As part of our economic development strategy, we periodically review local business health and new business opportunities. Now is an especially good time of the year to assess this since the holiday season is over and local businesses are “retooling” for a new year. It is also interesting to study small or local business activity at the national level as a point of reference for our city.
Nationally, the U.S. Bureaus of Labor Statistics reports only 50% of new business survive five years. These are startling statistics and point to the courage and vision of business start-ups. In Downtown Willoughby, we have proven small business successes and longevity. Consider DaveEd Jewelers, in business for over 60 years; or Kleifeld’s with a 50 years history; or Michael Stefan, Finestra Gallery, Major McKinney’s/Mullarkey’s and John’s Cafe/Morehouse with over one hundred combined years in business. Our downtown has a strong core of community-invested merchants, restaurants and bar owners.

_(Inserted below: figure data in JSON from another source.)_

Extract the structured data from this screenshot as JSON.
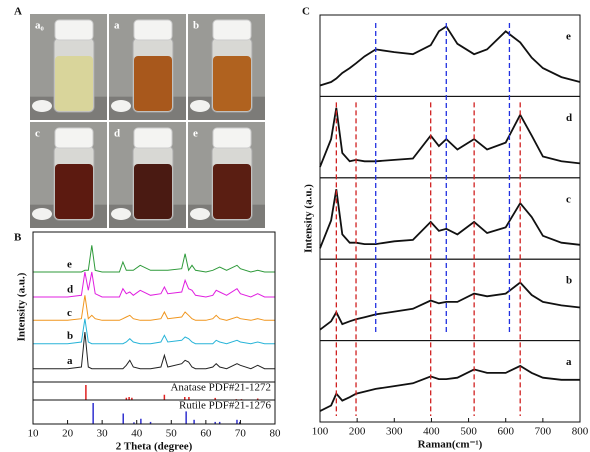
{
  "photo_panel": {
    "panel_label": "A",
    "vials": [
      {
        "label": "a₀",
        "color": "#d9d59b"
      },
      {
        "label": "a",
        "color": "#a8581c"
      },
      {
        "label": "b",
        "color": "#b0621f"
      },
      {
        "label": "c",
        "color": "#5c1a10"
      },
      {
        "label": "d",
        "color": "#4a1a12"
      },
      {
        "label": "e",
        "color": "#5a1e12"
      }
    ]
  },
  "chart_data": [
    {
      "type": "line",
      "panel_label": "B",
      "x_label": "2 Theta (degree)",
      "y_label": "Intensity (a.u.)",
      "xlim": [
        10,
        80
      ],
      "xticks": [
        10,
        20,
        30,
        40,
        50,
        60,
        70,
        80
      ],
      "ylim": [
        0,
        90
      ],
      "x": [
        10,
        20,
        24,
        25,
        26,
        27,
        28,
        30,
        35,
        36,
        37,
        38,
        39,
        41,
        44,
        47,
        48,
        49,
        53,
        54,
        55,
        56,
        57,
        60,
        62,
        63,
        64,
        66,
        69,
        70,
        73,
        75,
        77,
        80
      ],
      "series": [
        {
          "name": "e",
          "color": "#2e9a3a",
          "values": [
            66,
            66,
            66,
            67,
            67,
            82,
            67,
            66,
            66,
            72,
            67,
            67,
            67,
            70,
            67,
            67,
            67,
            67,
            68,
            77,
            67,
            70,
            67,
            66,
            67,
            68,
            69,
            67,
            70,
            68,
            66,
            67,
            66,
            66
          ]
        },
        {
          "name": "d",
          "color": "#e020e0",
          "values": [
            51,
            51,
            52,
            66,
            55,
            66,
            53,
            51,
            51,
            56,
            53,
            54,
            52,
            55,
            52,
            53,
            57,
            53,
            54,
            61,
            56,
            55,
            52,
            51,
            52,
            55,
            54,
            52,
            56,
            53,
            51,
            53,
            51,
            51
          ]
        },
        {
          "name": "c",
          "color": "#f0961e",
          "values": [
            37,
            37,
            38,
            52,
            38,
            40,
            38,
            37,
            37,
            38,
            39,
            40,
            38,
            37,
            37,
            38,
            42,
            38,
            39,
            42,
            40,
            38,
            37,
            37,
            38,
            40,
            38,
            37,
            39,
            38,
            37,
            38,
            37,
            37
          ]
        },
        {
          "name": "b",
          "color": "#28b4d8",
          "values": [
            23,
            23,
            24,
            38,
            24,
            23,
            23,
            23,
            23,
            23,
            24,
            26,
            24,
            23,
            23,
            24,
            28,
            24,
            25,
            27,
            26,
            24,
            23,
            23,
            23,
            25,
            24,
            23,
            25,
            24,
            23,
            24,
            23,
            23
          ]
        },
        {
          "name": "a",
          "color": "#222222",
          "values": [
            8,
            8,
            9,
            30,
            9,
            8,
            8,
            8,
            8,
            8,
            10,
            13,
            9,
            8,
            8,
            9,
            16,
            9,
            11,
            13,
            12,
            9,
            8,
            8,
            9,
            11,
            9,
            8,
            11,
            10,
            8,
            10,
            8,
            8
          ]
        }
      ],
      "references": [
        {
          "name": "Anatase PDF#21-1272",
          "color": "#e02020",
          "ylim": [
            0,
            100
          ],
          "x": [
            25.3,
            37.0,
            37.8,
            38.6,
            48.0,
            53.9,
            55.1,
            62.7,
            68.8,
            70.3,
            75.0
          ],
          "values": [
            100,
            15,
            20,
            15,
            35,
            20,
            20,
            14,
            6,
            6,
            10
          ]
        },
        {
          "name": "Rutile PDF#21-1276",
          "color": "#3030d0",
          "ylim": [
            0,
            100
          ],
          "x": [
            27.4,
            36.1,
            39.2,
            41.2,
            44.0,
            54.3,
            56.6,
            62.7,
            64.0,
            69.0,
            69.8
          ],
          "values": [
            100,
            50,
            8,
            25,
            10,
            60,
            20,
            10,
            10,
            20,
            10
          ]
        }
      ]
    },
    {
      "type": "line",
      "panel_label": "C",
      "x_label": "Raman(cm⁻¹)",
      "y_label": "Intensity (a.u.)",
      "xlim": [
        100,
        800
      ],
      "xticks": [
        100,
        200,
        300,
        400,
        500,
        600,
        700,
        800
      ],
      "ylim": [
        0,
        100
      ],
      "x": [
        100,
        130,
        144,
        160,
        180,
        197,
        220,
        250,
        300,
        350,
        398,
        420,
        440,
        470,
        515,
        550,
        600,
        639,
        670,
        700,
        750,
        800
      ],
      "series": [
        {
          "name": "e",
          "color": "#111111",
          "values": [
            10,
            15,
            20,
            28,
            35,
            42,
            52,
            62,
            58,
            55,
            68,
            88,
            95,
            70,
            55,
            62,
            88,
            72,
            50,
            35,
            22,
            15
          ]
        },
        {
          "name": "d",
          "color": "#111111",
          "values": [
            10,
            50,
            95,
            30,
            18,
            20,
            18,
            18,
            20,
            22,
            55,
            40,
            50,
            35,
            50,
            35,
            45,
            85,
            55,
            25,
            18,
            15
          ]
        },
        {
          "name": "c",
          "color": "#111111",
          "values": [
            10,
            50,
            95,
            30,
            18,
            18,
            16,
            16,
            20,
            22,
            48,
            35,
            38,
            30,
            48,
            32,
            40,
            75,
            55,
            28,
            18,
            15
          ]
        },
        {
          "name": "b",
          "color": "#111111",
          "values": [
            10,
            22,
            35,
            18,
            22,
            25,
            28,
            32,
            36,
            40,
            52,
            48,
            50,
            50,
            62,
            58,
            62,
            78,
            60,
            50,
            45,
            42
          ]
        },
        {
          "name": "a",
          "color": "#111111",
          "values": [
            10,
            18,
            35,
            25,
            30,
            35,
            38,
            42,
            46,
            50,
            60,
            56,
            56,
            58,
            70,
            65,
            65,
            75,
            65,
            58,
            55,
            55
          ]
        }
      ],
      "guides": [
        {
          "color": "#2030e0",
          "x": [
            250,
            440,
            610
          ]
        },
        {
          "color": "#d02020",
          "x": [
            144,
            197,
            398,
            515,
            639
          ]
        }
      ]
    }
  ]
}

Unfortunately, and occasionally, businesses fail or leave for different reasons such as an increase in rent, poor sales, lack of a business plan. These events are disappointing, but to be expected in small towns with local businesses. As author, Paula Jensen states, “People in small towns can stop talking negatively about what things their town has lost or what it used to be like. The changes in the rural Midwest are almost all microcosms of globalization. Rural is changing, not dying.” Jensen considers both small and rural towns of the Midwest to be the same in her analysis. An example of this was the many antique shops located in downtown at one time that left with the declining market demand. In 2019 we saw new investment in our Historic Downtown with the opening of nine new businesses, including Yogi’s Closet, Knowtion, My Mindful Market, Pulsart Media, Aware Marketplace, Etc. on Erie, Vidmar Custom Woodworking, D & K Sports, and Bangerter Law Office. We also witnessed a significant expansion of existing local businesses including Citizens Bank and Young’s Sushi. Overall, our downtown has seen steady growth focused on family-friendly retail and entertainment experiences. In talking with several of our bar and restaurant owners, they indicate the past few months were exceptional with Chaz Bloom of Hook & Hoof stating, “This was our best holiday season. Ever.” Furthermore, land values in our downtown are increasing, providing further evidence of our sustainability. With the continued support of our community, local businesses, and our economic development team, we are confident that our Historic Downtown will remain vibrant and thriving.
A new year brings new road construction, and our downtown will see a significant project underway undertaken by the Lake County Department of Utilities. For years we have endured waterline failures on Erie Street causing floods and disruption to our businesses and residents. The Erie Street waterline replacement will alleviate these issues but will be disruptive. We ask for your patience as the project is underway, and we expect completion of the work by mid-May.